In 2015 I was coming to the conclusion that the data increasingly looked like a gradual upward trend. The 2016 and 2017 data offered a challenge to that but my view was still that it was too soon to say that the trend had reversed. There was nothing in the data incompatible with a continuing trend. The decline has not continued but how much can we read into that? There is nothing inherently informative about a relative increase. Remember, the data would certainly have gone up or down. Then again, was there some sort of peak in 2015?

Signal or noise?

Has there been a change to the underlying cause system that drives the suicide numbers? Since the 2016 data, I have fitted a trend line through the data and asked which narrative best fitted what I observed, a continuing increasing trend or a trend that had plateaued or even reversed. You can review my analysis from 2016 here. And from 2017 here.

Here is the data and fitted trend updated with this year’s numbers, along with NPLs around the fitted line, the same as I did in 2016 and 2017.


We always go back to the cause and effect diagram.


As I always emphasise, the difficulty with the suicide data is that there is very little reproducible and verifiable knowledge as to its causes. There is a lot of useful thinking from common human experience and from more general theories in psychology. But the uncertainty is great. It is not possible to come up with a definitive cause and effect diagram on which all will agree, other from the point of view of identifying candidate factors. In statistical terminology, the problem lacks rigidity.

The earlier evidence of a trend, however, suggests that there might be some causes that are developing over time. It is not difficult to imagine that economic trends and the cumulative awareness of other fatalities might have an impact. We are talking about a number of things that might appear on the cause and effect diagram and some that do not, the “unknown unknowns”. When I identified “time” as a factor, I was taking sundry “lurking” factors and suspected causes from the cause and effect diagram that might have a secular impact. I aggregated them under the proxy factor “time” for want of a more refined analysis.

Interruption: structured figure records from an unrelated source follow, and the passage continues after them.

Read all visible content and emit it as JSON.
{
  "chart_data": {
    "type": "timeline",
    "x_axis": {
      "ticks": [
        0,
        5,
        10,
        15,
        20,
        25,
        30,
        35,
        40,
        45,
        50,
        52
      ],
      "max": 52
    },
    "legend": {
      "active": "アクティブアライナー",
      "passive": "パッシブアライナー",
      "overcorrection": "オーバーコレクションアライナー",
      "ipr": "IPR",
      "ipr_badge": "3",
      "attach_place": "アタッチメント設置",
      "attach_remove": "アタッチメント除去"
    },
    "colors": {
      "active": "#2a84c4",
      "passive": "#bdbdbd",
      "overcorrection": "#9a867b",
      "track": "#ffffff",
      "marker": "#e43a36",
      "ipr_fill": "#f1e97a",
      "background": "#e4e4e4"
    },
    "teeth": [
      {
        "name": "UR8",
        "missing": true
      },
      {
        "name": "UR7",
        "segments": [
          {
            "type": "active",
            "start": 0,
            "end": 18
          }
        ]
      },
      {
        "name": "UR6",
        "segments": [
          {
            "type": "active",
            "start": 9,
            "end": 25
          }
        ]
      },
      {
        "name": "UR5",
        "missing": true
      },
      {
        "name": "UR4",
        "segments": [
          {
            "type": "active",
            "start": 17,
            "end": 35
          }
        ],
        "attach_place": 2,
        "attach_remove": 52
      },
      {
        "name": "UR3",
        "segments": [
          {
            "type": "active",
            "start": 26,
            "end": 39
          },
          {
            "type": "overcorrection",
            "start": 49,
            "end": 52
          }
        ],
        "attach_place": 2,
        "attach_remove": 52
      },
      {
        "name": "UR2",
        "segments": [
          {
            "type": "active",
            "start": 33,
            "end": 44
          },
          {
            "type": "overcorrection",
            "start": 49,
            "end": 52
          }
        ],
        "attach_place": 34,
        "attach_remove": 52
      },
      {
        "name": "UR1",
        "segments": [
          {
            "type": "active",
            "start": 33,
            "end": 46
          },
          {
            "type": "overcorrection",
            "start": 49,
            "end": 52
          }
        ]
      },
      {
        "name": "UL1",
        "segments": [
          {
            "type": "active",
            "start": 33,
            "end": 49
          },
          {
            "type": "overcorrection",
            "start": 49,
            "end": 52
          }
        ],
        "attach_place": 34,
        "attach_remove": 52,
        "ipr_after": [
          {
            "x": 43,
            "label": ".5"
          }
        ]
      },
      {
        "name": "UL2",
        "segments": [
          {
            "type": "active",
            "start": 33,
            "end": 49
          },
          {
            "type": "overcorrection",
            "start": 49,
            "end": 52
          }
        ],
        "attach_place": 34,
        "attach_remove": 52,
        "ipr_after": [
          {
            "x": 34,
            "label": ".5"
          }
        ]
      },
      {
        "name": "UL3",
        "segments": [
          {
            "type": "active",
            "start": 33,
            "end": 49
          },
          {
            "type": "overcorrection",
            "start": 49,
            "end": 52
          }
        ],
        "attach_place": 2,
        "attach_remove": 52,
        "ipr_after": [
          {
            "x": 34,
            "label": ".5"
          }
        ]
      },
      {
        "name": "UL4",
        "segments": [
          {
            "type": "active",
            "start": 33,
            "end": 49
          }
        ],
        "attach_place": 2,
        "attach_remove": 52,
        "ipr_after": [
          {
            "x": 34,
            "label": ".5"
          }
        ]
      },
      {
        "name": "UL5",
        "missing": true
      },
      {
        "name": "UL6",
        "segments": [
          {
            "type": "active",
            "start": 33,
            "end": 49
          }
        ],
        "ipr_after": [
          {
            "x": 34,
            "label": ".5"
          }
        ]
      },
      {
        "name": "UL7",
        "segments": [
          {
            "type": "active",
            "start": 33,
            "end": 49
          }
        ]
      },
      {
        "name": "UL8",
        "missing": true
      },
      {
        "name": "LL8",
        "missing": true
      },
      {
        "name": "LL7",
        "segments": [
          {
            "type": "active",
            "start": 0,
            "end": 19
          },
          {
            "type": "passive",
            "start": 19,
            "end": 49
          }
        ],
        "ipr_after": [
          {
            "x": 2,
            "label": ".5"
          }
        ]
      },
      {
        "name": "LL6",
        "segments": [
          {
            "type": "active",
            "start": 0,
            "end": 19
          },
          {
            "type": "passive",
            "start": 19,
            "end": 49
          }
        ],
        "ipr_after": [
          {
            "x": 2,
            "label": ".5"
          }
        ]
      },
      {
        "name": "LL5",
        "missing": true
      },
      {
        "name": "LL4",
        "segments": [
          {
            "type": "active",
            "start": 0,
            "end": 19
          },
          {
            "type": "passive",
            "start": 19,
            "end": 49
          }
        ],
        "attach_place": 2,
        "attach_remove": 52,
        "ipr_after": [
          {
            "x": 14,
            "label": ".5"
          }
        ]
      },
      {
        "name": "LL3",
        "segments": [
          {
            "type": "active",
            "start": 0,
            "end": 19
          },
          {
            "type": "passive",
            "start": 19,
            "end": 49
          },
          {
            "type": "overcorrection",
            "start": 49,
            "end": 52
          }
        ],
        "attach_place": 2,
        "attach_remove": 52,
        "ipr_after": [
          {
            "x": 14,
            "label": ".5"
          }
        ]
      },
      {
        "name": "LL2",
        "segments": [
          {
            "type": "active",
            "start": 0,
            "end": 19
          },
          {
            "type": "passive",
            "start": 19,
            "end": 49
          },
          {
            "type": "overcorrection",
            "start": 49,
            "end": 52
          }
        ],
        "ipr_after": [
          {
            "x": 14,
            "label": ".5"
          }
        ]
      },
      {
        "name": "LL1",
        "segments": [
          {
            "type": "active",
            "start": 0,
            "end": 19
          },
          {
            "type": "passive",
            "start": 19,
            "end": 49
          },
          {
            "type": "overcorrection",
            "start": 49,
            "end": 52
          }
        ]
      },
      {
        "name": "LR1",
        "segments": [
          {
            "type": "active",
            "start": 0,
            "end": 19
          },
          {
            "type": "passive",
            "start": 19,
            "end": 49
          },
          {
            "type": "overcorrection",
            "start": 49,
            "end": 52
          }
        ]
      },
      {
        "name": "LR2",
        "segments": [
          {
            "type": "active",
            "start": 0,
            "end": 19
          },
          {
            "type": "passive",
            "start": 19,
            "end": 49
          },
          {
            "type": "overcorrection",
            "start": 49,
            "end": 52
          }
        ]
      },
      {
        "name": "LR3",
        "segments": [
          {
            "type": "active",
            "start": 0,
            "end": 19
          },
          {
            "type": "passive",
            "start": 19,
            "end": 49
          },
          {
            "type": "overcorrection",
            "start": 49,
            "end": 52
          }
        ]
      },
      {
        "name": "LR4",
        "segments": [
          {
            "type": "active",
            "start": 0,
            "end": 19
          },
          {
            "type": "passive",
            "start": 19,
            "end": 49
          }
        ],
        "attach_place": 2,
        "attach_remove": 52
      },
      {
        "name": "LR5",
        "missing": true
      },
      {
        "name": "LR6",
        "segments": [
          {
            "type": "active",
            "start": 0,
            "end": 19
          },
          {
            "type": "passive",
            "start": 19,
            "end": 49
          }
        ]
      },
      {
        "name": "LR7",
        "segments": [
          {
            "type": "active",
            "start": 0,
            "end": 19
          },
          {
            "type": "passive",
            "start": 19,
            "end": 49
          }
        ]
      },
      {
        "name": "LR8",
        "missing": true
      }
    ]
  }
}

What I have tried to do is to split the data into two parts:

  • A trend (linear simply for the sake of exploratory data analysis (EDA)); and
  • The residual variation about the trend.

The question I want to ask is whether the residual variation is stable, just plain noise, or whether there is a signal there that might give me a clue that a linear trend does not hold.

There is no signal in the detrended data, no signal that the trend has reversed. The tough truth of the data is that it supports either narrative.

  • The upward trend is continuing and is stable. There has been no reversal of trend yet.
  • The raw data is not stable. True there is evidence of an upward trend in the past but there is now evidence that deaths are decreasing, notwithstanding the increase over the last year.

Of course, there is no particular reason, absent the data, to believe in an increasing trend and the initiative to mitigate the situation might well be expected to result in an improvement.

Sometimes, with data, we have to be honest and say that we do not have the conclusive answer. That is the case here. All that can be done is to continue the existing initiatives and look to the future. Nobody ever likes that as a conclusion but it is no good pretending things are unambiguous when that is not the case.

Next steps

Previously I noted proposals to repeat a strategy from Japan of bathing railway platforms with blue light. In the UK, I understand that such lights were installed at Gatwick in summer 2014. There is some recent commentary here from the BBC but I feel the absence of any real systematic follow up on this. I have certainly seen nothing from Gatwick. My wife and I returned through there mid-January this year and the lights are still in place.

A huge amount of sincere endeavour has gone into this issue but further efforts have to be against the background that there is still no conclusive evidence of improvement.

Suggestions for alternative analyses are always welcomed here.